Many times we have a set agenda of how we want to see something go down. This is particularly true when it comes to a confrontation or a difficult conversation. The reliance however of what God is doing behind the scenes must always be waited upon so the impact of what He wants to accomplish through the conversation can be dealt with. What needed to be dealt with was a significant rising of Haman’s emotions and behavior that would suddenly turn things on its head.
Although he was so filled with pride after having been invited to a private dinner, it meant nothing to him. Yes, he values himself above all others, going all the way back to the opening problem of Mordecai not bowing before him. But even such an invitation seemed irrelevant as he is consumed with sheer hatred for Mordecai and his people. His pride is off the charts. His insecurities are driving him. His arrogance blinding.
Arrogance is not only destructive but deeply harmful to others. It destroys relationships, places barriers between oneself and usually everyone. It develops an unteachable spirit. The arrogant person is deceived. It is what pushes people to do very foolish things. It causes them to speak without thought. The most arrogant people I know usually have no voice of reason in their circle. They never admit they’re wrong. They never own their mistakes. They shift the blame continually. They’ve driven people off who simply don’t want to be part of their life any longer.
Step back. Take a look at your current relationships? What is the basis of such? Do you have people who can freely speak into your life? Do you accept their words or justify your actions ad-nauseum? Have you been deceived and blinded by your own arrogance? This not only is affecting your current relationships but the most important relationship of all, the one you hold with God.
Esther 5 Commentary
by Brad Boyles
This is an interesting chapter. Many commentators and scholars will be quick to point out the timing was not right for Esther to make her ask. It’s hard to know. Did God prevent Esther from saying anything because it wasn’t the right time or did He allow her grace because she just couldn’t get the words out? Was it divine sovereignty or human will? Hold that thought. We will return to it in Chapter 6.
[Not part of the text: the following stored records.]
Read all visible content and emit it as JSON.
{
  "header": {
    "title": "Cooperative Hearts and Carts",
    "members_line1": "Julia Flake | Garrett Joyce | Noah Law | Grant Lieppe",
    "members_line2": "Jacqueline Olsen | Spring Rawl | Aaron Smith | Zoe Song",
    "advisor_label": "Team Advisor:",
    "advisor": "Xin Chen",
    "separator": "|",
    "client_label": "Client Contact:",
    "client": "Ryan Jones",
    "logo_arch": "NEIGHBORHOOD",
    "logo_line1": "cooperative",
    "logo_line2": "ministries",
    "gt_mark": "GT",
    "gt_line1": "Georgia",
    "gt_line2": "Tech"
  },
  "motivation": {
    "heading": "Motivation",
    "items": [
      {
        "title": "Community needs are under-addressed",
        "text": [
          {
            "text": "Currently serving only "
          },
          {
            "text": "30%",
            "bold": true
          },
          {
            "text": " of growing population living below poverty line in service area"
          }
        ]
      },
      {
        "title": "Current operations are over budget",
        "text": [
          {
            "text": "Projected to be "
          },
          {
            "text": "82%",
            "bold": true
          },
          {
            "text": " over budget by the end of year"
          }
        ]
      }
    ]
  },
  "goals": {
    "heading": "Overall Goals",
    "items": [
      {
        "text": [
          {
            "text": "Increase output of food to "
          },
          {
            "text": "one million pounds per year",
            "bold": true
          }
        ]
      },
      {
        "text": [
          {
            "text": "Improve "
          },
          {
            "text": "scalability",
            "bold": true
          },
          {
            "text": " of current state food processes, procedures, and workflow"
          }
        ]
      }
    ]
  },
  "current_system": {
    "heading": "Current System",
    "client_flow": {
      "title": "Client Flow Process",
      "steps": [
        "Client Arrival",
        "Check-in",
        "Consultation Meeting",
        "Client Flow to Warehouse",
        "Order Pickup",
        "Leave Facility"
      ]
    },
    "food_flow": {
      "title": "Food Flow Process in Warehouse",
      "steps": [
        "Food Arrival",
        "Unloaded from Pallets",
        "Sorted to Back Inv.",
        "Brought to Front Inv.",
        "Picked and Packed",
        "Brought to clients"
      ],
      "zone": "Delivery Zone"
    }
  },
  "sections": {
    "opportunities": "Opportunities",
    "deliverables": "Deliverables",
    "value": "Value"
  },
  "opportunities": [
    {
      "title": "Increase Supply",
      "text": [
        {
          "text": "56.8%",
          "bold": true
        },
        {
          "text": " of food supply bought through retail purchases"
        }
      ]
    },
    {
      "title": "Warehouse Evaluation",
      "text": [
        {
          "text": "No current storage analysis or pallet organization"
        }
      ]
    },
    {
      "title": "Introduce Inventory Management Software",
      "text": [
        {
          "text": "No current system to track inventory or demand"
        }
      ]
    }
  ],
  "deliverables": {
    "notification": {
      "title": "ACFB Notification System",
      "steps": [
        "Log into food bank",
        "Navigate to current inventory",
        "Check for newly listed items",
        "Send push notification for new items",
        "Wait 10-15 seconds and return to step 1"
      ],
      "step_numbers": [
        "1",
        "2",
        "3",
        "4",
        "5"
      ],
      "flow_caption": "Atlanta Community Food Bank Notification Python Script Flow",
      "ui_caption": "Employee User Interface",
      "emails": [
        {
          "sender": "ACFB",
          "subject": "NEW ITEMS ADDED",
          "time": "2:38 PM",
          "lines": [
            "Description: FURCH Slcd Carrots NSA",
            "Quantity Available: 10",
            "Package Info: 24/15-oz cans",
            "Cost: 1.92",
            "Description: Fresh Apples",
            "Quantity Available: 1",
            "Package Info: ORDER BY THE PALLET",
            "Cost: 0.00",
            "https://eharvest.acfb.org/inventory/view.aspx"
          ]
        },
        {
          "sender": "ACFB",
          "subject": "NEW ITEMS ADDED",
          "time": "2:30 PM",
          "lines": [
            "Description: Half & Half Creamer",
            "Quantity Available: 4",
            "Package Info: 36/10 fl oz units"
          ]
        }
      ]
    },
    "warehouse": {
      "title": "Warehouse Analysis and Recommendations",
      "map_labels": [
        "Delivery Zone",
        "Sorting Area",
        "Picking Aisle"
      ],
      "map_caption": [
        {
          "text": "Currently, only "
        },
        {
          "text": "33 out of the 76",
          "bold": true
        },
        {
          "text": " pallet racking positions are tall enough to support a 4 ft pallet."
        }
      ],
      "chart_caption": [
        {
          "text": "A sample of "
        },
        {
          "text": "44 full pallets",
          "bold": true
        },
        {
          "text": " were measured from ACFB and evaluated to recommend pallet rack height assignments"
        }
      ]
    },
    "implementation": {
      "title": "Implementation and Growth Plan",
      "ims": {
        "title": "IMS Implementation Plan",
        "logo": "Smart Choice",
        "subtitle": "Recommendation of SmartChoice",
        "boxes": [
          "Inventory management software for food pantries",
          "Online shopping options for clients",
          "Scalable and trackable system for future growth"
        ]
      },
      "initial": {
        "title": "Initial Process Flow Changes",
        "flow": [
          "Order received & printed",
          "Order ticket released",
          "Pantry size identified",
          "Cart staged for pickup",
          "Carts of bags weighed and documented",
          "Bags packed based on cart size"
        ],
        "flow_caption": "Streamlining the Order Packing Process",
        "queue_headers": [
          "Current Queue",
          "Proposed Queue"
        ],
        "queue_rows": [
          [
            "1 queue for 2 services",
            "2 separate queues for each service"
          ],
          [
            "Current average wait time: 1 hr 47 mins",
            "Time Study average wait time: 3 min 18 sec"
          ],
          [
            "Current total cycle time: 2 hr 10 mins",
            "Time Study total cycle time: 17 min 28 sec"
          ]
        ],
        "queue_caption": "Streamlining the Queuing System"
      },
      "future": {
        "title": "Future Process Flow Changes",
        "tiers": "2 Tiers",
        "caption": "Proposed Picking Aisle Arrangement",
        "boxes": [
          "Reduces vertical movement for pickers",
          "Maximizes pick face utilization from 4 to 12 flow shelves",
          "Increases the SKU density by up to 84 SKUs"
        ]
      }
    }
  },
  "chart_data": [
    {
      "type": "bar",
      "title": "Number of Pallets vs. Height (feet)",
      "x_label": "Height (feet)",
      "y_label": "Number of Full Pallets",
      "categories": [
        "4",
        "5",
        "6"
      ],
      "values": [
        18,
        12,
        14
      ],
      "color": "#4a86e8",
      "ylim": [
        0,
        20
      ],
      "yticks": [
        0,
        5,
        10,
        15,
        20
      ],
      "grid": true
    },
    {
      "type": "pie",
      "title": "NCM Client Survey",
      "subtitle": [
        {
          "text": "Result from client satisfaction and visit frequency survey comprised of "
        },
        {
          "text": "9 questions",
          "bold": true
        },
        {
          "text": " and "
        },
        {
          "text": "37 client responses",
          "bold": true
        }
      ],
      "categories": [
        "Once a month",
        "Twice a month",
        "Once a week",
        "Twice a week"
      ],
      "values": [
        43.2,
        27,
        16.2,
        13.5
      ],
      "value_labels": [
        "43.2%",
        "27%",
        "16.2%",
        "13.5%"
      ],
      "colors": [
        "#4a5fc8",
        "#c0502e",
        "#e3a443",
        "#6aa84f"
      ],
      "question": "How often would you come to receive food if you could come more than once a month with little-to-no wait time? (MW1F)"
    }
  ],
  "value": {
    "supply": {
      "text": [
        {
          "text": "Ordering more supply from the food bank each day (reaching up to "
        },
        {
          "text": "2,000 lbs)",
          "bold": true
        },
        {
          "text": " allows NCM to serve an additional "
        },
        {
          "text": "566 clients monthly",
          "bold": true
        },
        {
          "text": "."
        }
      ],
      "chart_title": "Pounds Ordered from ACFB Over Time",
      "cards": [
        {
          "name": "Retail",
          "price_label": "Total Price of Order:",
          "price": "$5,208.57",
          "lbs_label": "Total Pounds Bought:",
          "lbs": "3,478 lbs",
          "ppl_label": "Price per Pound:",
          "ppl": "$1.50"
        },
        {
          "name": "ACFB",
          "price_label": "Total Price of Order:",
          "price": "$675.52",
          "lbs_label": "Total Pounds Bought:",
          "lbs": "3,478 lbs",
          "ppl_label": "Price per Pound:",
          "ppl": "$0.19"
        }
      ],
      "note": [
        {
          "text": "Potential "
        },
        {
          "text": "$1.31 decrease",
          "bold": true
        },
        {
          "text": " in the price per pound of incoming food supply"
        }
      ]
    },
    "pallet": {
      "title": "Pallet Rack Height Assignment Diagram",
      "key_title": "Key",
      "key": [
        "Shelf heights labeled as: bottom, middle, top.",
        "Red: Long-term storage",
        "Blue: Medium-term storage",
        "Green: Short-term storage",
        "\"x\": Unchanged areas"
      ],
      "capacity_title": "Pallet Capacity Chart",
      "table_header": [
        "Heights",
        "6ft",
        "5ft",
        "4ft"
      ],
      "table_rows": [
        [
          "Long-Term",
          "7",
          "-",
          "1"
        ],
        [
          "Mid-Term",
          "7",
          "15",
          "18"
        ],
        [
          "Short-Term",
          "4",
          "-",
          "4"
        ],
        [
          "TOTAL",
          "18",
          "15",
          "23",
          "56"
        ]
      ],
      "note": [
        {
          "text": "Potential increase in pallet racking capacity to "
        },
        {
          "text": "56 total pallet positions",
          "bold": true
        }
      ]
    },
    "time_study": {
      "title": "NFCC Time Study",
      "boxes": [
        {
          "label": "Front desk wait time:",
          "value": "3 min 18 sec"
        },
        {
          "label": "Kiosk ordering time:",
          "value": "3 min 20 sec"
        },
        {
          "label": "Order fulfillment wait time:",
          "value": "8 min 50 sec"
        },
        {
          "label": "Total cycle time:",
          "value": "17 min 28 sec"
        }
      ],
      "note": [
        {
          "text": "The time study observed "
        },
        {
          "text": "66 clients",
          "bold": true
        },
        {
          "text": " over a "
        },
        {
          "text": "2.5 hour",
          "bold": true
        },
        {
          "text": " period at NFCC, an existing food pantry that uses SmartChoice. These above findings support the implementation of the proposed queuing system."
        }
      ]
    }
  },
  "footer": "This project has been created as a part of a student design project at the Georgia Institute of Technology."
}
In the meantime, God allows time for Haman to continue to do… uh… Haman-like things. Boasting and carrying on like a fool, he continues to illustrate just how insecure he is. His fixation on Mordecai was obsessive and at this point was overtaking his life. This was the chink in his armor. His life wouldn’t be complete until Mordecai worshipped him or died.
Think about that for a moment.
This attitude of Haman’s was not only crazy but also satanic. If Satan cannot get us to worship him he will be happy to pepper us with his repulsive tactics and eventually take our lives. But notice what the text says about Mordecai. He was not afraid of this monster.
That day Haman left full of joy and in good spirits. But when Haman saw Mordecai at the King’s Gate, and Mordecai didn’t rise or tremble in fear at his presence, Haman was filled with rage toward Mordecai.Esther 5:9 HCSB
Mordecai and Esther are in a similar predicament. Both are facing tangible fears. Both must muster up courage in the face of potential suffering. Both must rely on their God who sits far above earthly kings and officials. If there is anything to cling to in this chapter, it is to stand in awe at the perseverance and faith of these two believers. They would not back down from what God had called them to do. Yes, they would be pushed to the brink, but even in the darkest times of their life, they were being secured by the mighty hand of their Father!